To understand the development of this complex environment, SPACETIME consortium partners will use advanced technologies to analyze biopsies from lung cancer patients at various disease stages, as well as samples from relevant animal models. The data collected will be processed using computational models to identify recurring patterns, which will then be tested for their relevance to specific cancer treatments.

This research requires close collaboration among researchers from diverse scientific backgrounds, a hallmark of the SPACETIME consortium. The project’s ultimate goal is to develop insights that will enable physicians to predict the most effective treatments for each patient.

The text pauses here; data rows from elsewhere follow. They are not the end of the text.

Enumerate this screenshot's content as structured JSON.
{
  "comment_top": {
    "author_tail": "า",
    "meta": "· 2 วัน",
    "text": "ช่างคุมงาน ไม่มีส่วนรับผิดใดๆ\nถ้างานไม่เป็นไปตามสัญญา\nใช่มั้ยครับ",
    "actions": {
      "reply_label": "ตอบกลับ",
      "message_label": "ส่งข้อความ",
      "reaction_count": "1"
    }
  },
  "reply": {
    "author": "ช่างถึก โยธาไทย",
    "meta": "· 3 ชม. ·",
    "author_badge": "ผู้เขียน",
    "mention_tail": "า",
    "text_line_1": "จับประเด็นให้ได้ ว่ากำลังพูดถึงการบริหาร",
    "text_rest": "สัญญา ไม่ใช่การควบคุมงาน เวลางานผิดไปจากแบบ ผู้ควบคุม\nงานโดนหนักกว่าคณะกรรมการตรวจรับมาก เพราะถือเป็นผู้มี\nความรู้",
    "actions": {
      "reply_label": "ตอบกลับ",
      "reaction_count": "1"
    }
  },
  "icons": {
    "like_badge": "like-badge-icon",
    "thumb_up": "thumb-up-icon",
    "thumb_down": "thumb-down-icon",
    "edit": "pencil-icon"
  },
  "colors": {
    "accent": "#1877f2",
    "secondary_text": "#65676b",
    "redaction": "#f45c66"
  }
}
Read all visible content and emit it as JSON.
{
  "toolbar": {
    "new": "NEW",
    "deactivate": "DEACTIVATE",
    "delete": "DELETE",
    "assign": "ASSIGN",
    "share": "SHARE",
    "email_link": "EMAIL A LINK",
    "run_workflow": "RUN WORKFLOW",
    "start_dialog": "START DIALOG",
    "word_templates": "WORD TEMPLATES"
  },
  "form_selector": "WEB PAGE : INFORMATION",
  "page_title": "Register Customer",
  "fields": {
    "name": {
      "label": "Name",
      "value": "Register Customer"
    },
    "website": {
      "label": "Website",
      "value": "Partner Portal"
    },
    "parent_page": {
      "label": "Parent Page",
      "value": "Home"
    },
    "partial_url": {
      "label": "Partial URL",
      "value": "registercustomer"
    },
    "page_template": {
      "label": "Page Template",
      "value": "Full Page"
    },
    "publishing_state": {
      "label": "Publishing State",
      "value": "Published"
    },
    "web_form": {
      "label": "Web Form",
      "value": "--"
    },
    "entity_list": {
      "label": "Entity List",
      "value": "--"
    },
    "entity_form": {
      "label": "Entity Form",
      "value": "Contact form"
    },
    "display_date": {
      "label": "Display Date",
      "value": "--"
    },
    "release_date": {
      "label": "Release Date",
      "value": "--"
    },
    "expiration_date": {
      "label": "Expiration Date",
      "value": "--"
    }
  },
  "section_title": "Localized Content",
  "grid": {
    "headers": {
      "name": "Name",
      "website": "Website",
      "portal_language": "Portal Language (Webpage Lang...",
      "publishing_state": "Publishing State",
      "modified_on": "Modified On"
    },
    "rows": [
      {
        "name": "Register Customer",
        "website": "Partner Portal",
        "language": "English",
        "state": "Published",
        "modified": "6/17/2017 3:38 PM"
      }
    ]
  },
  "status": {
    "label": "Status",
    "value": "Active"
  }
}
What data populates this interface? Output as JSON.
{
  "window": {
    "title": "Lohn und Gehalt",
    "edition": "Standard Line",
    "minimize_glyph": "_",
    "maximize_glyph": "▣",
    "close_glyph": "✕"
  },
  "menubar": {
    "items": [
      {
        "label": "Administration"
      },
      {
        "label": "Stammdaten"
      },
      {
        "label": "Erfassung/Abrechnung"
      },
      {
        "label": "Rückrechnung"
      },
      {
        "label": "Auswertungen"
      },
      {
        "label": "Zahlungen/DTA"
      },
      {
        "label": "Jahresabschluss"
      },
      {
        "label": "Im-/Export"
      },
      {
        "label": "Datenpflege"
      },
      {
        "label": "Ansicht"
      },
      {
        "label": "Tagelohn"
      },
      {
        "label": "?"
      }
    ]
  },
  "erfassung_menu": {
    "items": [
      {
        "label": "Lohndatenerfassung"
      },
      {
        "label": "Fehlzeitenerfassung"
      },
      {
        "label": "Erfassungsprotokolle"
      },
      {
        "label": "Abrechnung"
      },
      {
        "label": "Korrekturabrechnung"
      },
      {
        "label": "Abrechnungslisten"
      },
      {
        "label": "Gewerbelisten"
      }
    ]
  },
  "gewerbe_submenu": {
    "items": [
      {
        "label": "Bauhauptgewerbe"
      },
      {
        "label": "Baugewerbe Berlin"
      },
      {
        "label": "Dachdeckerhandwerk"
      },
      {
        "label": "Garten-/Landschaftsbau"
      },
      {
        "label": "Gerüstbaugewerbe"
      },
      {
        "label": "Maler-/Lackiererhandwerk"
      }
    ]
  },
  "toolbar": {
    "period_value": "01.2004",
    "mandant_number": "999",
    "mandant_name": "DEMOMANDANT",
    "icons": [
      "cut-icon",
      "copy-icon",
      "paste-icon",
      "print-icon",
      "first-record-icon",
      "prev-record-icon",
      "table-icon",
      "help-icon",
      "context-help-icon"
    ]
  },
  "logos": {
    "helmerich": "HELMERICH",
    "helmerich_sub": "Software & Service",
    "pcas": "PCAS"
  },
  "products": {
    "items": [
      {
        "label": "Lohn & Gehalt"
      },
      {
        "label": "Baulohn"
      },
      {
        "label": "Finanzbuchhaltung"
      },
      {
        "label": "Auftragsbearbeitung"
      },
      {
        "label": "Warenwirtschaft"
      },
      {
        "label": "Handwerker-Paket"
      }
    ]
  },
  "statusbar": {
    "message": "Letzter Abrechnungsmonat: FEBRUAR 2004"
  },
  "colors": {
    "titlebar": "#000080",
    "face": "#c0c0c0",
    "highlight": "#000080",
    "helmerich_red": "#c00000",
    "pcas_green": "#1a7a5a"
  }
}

Helmholtz Munich Scientist involved in the SPACETIME project 

  • Prof. Fabian Theis is Director of the Computational Health Center at Helmholtz Munich. His lab will contribute methods to integrate mass-spec imaging glycomics and metabolomics data with spatial transcriptomics data across resolutions and samples.
     
  • Dr. Malte Lücken is a Principal Investigator at the Computational Health Center and the Environmental Health Center at Helmholtz Munich. He will lead the computational work package and his lab will contribute the analysis and integrative modelling of single-cell and spatial multimodal data (glycomics, metabolomics, proteomics, and transcriptomics) to identify cellular niches that are associated with cancer progression across human and mouse model samples.
     
  • Prof. Ewa Szczurek is Co-Director at the Institute of AI for Health at Helmholtz Munich. Her lab will contribute to the integrative analysis of spatial patterns in massspec-imaging (MSI) glycomics and metabolomics, as well as single cell RNA-sequencing and spatial transcriptomics data. The team will focus on multimodal data integration over time and space, proposing a novel hidden factor approach accounting for temporal sampling of data, using probabilistic and variational autoencoder-based models.
     
  • Dr. Thomas Walzthöni is Head of the Bioinformatics Platform at the Genomics Core Facility at Helmholtz Munich. His Bioinformatics Platform will contribute to seamless data sharing and standardised data processing. It will work closely with the data analysis groups to transform the developed analysis scripts into shareable, reproducible and interoperable computational workflows that can be used by all partners. In addition, the platform will develop and offer training courses and workshops.